Will the recent negative trend continue leading up to its next earnings release, or is Pioneer Natural Resources due for a breakout? Before we dive into how investors and analysts have reacted as of late, let's take a quick look at its most recent earnings report in order to get a better handle on the important drivers.
Pioneer Beats Q2 Earnings Estimates, Revenues Miss
Pioneer Natural Resources reported second-quarter 2020 loss per share of 32 cents, excluding one-time items, narrower than the Zacks Consensus Estimate of a loss of 35 cents. In the year-ago quarter, the company reported a profit of $2.01 per share.
Revenues and other income declined 55.3% year over year to $859 million from $1,923 million a year ago. Also, the top line missed the consensus mark of $1,501 million.
The company reported narrower-than-expected loss, thanks to higher oil equivalent production volumes. This was partially offset by lower realized prices of crude.
Total production in the reported quarter was 374.6 thousand barrels of oil equivalent per day (MBOE/D), up 12.1% year over year.
Oil production was 214.9 thousand barrels per day (MBbl/D), up 3.6% year over year. Natural gas liquids (NGLs) production of 90.2 MBbl/D compared with the year-ago quarter’s 67.1 MBbl/D. Moreover, natural gas production amounted to 416.5 million cubic feet per day (MMcf/D), up from the year-ago quarter’s 357.9 MMcf/D.

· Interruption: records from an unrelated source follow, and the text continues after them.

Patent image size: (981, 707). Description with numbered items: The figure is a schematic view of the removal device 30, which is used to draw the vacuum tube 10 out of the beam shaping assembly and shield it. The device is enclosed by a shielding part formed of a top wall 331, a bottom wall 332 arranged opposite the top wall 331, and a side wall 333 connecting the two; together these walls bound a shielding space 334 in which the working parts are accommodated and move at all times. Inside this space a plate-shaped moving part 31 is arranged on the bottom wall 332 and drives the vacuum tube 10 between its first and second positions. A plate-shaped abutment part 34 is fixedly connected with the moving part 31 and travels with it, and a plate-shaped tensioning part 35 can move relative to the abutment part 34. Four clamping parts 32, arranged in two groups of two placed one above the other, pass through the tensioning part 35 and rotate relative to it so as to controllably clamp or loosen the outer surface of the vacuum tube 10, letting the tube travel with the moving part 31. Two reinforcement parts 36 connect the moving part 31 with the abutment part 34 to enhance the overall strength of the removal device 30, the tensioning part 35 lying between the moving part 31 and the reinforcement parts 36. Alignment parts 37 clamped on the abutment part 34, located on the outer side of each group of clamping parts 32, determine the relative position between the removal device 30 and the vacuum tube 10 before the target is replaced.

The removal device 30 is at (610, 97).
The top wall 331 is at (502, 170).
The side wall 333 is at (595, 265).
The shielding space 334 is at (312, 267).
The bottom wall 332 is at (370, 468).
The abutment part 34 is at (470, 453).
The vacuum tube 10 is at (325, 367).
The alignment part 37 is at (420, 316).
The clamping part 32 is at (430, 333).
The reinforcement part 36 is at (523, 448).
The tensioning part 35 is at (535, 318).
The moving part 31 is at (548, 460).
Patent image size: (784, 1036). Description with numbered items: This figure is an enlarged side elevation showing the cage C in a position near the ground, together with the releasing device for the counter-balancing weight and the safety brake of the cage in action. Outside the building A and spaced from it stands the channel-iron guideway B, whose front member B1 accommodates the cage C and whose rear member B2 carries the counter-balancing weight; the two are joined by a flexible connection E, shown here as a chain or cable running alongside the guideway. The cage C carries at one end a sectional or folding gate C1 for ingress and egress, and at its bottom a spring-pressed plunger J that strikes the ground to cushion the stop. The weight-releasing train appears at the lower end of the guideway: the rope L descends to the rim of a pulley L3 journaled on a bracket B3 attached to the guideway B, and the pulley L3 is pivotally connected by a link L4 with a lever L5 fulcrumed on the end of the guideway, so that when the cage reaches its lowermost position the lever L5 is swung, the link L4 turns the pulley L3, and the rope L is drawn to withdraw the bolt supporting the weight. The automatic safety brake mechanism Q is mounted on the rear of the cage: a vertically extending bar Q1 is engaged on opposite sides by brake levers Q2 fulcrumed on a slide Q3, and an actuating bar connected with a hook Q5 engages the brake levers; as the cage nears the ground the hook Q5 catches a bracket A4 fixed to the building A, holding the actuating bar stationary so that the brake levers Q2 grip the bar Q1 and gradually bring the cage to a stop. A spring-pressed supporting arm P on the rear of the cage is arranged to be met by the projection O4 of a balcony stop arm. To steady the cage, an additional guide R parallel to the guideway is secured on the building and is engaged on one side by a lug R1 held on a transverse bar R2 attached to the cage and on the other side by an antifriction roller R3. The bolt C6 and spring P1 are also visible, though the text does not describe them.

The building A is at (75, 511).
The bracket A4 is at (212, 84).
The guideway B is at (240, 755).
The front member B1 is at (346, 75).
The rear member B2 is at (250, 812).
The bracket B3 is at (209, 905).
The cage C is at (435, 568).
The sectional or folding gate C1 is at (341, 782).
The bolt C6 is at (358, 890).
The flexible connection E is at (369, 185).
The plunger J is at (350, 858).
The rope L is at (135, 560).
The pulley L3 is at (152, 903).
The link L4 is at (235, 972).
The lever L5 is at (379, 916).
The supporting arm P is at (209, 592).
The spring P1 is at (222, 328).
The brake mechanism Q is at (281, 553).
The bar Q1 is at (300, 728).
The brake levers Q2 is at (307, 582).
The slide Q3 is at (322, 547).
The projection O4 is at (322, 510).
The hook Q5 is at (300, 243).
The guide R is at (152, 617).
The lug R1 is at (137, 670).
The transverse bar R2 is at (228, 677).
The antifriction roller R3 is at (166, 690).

On an oil-equivalent basis, average realized price was $17.61 per barrel in the reported quarter compared with $39.35 a year ago. The company reported average realized crude price of $23.16 a barrel, down from $55.50 in the June quarter of 2019.
Average natural gas price improved 29.2% year over year to $1.15 per thousand cubic feet (Mcf). However, natural gas liquids were sold at $12.65 a barrel, down from $19.63 a year ago.
Cash, Debt and Capex
At the end of the quarter under review, cash balance totaled $180 million. Long-term debt summed $2,054 million, reflecting a debt-to-capitalization of 15.7%.
During the June quarter of 2020, the company spent $235 million.
For the third quarter of 2020, the company expects daily oil equivalent production in the range of 341 to 356 (MBOE/D). For 2020, Pioneer Natural revised its oil equivalent production volumes guidance higher to 356 MBoE/D to 371 MBoE/D.
For shareholders, the company has planned a total of 10% or more annual return.
How Have Estimates Been Moving Since Then?
In the past month, investors have witnessed an upward trend in fresh estimates. The consensus estimate has shifted 85.63% due to these changes.
Currently, Pioneer Natural Resources has a poor Growth Score of F, however its Momentum Score is doing a lot better with an A. Charting a somewhat similar path, the stock was allocated a grade of B on the value side, putting it in the top 40% for this investment strategy.
Overall, the stock has an aggregate VGM Score of C. If you aren't focused on one strategy, this score is the one you should be interested in.
Estimates have been broadly trending upward for the stock, and the magnitude of these revisions looks promising. It comes with little surprise Pioneer Natural Resources has a Zacks Rank #2 (Buy). We expect an above average return from the stock in the next few months.